I keep running into issues animating with tweens or moves when a character needs to scale and move at once, like a char riding a zipline into the distance or a ship flying up from a planet. Is there a way to change this or to fake it somehow with dynamic sprites, to make a char scale from top center or object from the top right, etc
In general case you can set their position with offset in script. For characters there's LockViewAligned and LockViewOffset functions. I don't remember what LockViewAligned is suitable for, but LockViewOffset probably is suitable for the described situation.

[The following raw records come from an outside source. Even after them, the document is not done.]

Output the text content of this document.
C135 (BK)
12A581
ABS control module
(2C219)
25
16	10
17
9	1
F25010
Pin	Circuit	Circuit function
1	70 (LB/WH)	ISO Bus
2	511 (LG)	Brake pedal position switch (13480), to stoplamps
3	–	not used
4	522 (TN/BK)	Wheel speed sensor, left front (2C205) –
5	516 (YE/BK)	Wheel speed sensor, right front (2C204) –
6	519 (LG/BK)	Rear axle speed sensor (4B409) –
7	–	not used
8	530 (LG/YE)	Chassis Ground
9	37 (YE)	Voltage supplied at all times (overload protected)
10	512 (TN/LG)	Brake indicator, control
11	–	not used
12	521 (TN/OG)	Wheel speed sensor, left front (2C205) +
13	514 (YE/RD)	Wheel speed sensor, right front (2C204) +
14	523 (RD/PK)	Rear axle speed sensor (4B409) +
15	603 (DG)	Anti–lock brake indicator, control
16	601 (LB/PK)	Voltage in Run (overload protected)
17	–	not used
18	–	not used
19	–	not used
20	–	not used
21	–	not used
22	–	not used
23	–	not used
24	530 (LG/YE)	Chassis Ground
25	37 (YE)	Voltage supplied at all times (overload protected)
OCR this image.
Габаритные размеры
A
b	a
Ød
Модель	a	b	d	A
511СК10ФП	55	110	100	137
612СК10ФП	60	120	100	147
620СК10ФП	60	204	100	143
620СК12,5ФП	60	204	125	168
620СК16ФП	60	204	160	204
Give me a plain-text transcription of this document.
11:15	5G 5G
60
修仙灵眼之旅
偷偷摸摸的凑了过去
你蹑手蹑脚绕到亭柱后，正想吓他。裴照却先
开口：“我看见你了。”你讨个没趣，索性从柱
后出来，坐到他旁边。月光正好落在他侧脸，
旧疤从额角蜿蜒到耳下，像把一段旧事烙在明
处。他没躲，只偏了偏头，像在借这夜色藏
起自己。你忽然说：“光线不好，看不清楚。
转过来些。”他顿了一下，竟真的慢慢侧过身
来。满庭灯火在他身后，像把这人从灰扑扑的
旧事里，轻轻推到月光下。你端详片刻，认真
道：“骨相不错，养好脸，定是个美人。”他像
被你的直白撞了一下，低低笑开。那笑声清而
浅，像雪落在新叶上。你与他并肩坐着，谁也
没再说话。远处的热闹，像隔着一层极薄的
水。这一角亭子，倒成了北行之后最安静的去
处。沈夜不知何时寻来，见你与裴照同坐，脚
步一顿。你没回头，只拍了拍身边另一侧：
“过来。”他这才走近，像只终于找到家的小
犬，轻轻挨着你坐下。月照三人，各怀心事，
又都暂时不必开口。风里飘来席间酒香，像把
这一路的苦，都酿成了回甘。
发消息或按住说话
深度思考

The offset is calculated by taking current frame/graphic size and multiplying by scale, for example:
int offset_x_align_left = (pic_width / 2) * mycharacter.Scaling / 100
int offset_x_align_right = -(pic_width / 2) * mycharacter.Scaling / 100
Getting current graphic size may be done by combining Game.GetViewFrame and Game.SpriteWidth/Height:
ViewFrame* vf = Game,GetViewFrame(mycharacter.View, mycharacter.Loop, mycharacter.Frame);
int frame_width = Game.SpriteWidth[vf.Graphic];
int frame_height = Game.SpriteHeight[vf.Graphic];
EDIT: I just remembered that since AGS 3.6.1 LockViewOffset is scaled automatically if you have a "Scale Character sprite offsets" option enabled in General Settings. So in that case you don't have to multiply by scale, and provide offset in unscaled units.
I appreciate the answer as always, and the right align will do what I want in a few cases, but what I was really hoping for was being able to change the y align
Quote from: FortressCaulfield on Mon 10/02/2025 11:38:59what I was really hoping for was being able to change the y align
For Characters you can use Character.z for the Y-offset. The "Scale Character sprite offsets" CW mentions should make it work when you scale it.
For Objects, you have to calculate the scaled offset yourself. That having been done, making it work with Tweens is pretty easy: Instead of TweenPosition you would use a custom Tween for both the X and Y, and each loop you add the offset to the values and set the position to the results. (Though personally I think if you're already doing this manually it's usually easier to just do the movement calculation yourself rather than tweening it.)
Object.Move won't work, but you can pretty easily script your own Move function for moving in straight lines. For moving along walkable area paths I would use a Character rather than an Object.